Friday, Jul. 03, 1964
Pop Goes the Biennale
This was a Venice Biennale where the critics booed, the cardinal banned, the Americans beamed, and nearly everyone boozed. Apparently incensed by some rubbishy but relatively innocuous nudes, Giovanni Cardinal Urbani, the Roman Catholic Patriarch of Venice, declared the international art show off limits to all priests and nuns. President Antonio Segni thereupon absented himself as official host and prize giver. But this scarcely dimmed the carnival spirits of the cocktail set. Greek-born Iris Clert won the unofficial party-thrower prize by hiring a yacht, tying it up in the Grand Canal, and calling it the Biennale Flottante; inevitably, one of her guests was soon flottante too.
The real show was almost as predictable. With 3,000 paintings, 500 artists and 34 countries represented, the Biennale promised, as usual, to be an embarrassment of riches, and proved, as it often has, to be a mass preview of oblivion. Endless arid abstractions vied with the fossil art of mere representation. Into this esthetic drab land came some young Americans whose vision was fresh even if their art was not fine. The Biennale judges succumbed, and for the third time in the 69-year history of the show awarded the prize to an American, Robert Rauschenberg, 38, "the old master of pop art."*
Melting Typewriter.
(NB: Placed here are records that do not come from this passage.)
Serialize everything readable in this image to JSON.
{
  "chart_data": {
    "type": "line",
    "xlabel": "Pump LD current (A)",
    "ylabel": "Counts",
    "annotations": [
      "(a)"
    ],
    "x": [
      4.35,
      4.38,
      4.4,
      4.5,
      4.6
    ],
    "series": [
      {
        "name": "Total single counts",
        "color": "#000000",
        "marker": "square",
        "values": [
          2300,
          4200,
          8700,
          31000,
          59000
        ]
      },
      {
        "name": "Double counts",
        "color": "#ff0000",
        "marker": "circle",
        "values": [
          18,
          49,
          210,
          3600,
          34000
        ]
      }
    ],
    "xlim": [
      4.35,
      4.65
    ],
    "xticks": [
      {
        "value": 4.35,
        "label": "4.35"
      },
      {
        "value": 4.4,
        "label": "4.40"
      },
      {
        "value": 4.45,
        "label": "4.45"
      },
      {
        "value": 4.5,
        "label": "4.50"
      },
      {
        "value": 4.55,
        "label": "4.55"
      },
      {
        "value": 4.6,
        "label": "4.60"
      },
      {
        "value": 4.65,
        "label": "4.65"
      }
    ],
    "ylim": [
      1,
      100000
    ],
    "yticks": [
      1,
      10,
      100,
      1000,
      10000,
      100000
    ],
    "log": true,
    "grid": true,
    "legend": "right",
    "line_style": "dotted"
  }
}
The canonization of pop art had been rumored for weeks, and Pop Art Dealer Leo Castelli had campaigned assiduously for the winner. Nevertheless, the European critics fumed. Paris' Combat said the prize to Rauschenberg was "an offense to the dignity of artistic creation." Rome's pro-Communist Paese Sera called it "a grotesque Biennale," and the Vatican's L'Osservatore Romano editorialized on "the total and general defeat of culture."
The pop artists, a cool and casual lot, could not have cared less about their critics, or even about the rest of the Biennale, which few of them bothered to attend. John Chamberlain, a sculptor of automobile parts, slept on the Lido beach, declared the marble-patterned Piazza San Marco to be the "world's greatest hopscotch arena" and hopscotched around it like a great shambling bear. Claes Oldenburg, as softly pudgy as his sculptures of melting typewriters made of vinyl plastic, politely ate his way through the festival. Rauschenberg himself was busy at Venice's elegant Teatro La Fenice, working with Merce Cunningham's avant-garde ballet troupe, for which he designs props and occasionally does choreography. Since his suitcase had gone astray between Paris and Venice, he was using a safety pin to hold up his pants.
Jarring Juxtaposition. His pants are just about the only thing Robert Rauschenberg has not worked into his paintings, collages, and what he calls "combines." Crumpled newspapers, photographs, street signs, clocks, radios, buckets, neckties, stuffed birds and electric fans have all found their way into his works. Rauschenberg insists that he intends no shock effect, satire or even comment. "I get jarred by the juxtaposition of certain objects. Once you isolate something, you can really see it. I think a picture is more like the real world when it's made out of the real world." To the charge of ugliness, he retorts: "I really feel sorry for people who think things like soap dishes or mirrors or Coke bottles are ugly, because they're surrounded by things like that all day long, and it must make them miserable."
The task of art is to match sight with insight, to illuminate, intensify and transmute the raw materials of existence into a higher order of reality and truth, and in that sense most pop art does less with a Campbell's Soup can than Campbell's does. The best pop art, such as Robert Rauschenberg's, is an Art of the Absurd full of the jarring juxtapositions, mechanized tempi, free-floating reveries and strange discontinuities of modern life, as if someone had spliced together unrelated strips of film and run them off on an erratic projector. But too many pop artists seem not to know whether chaos is their subject or their object.
*Previous U.S. winners: James McNeill Whistler (1895) and Mark Tobey (1958).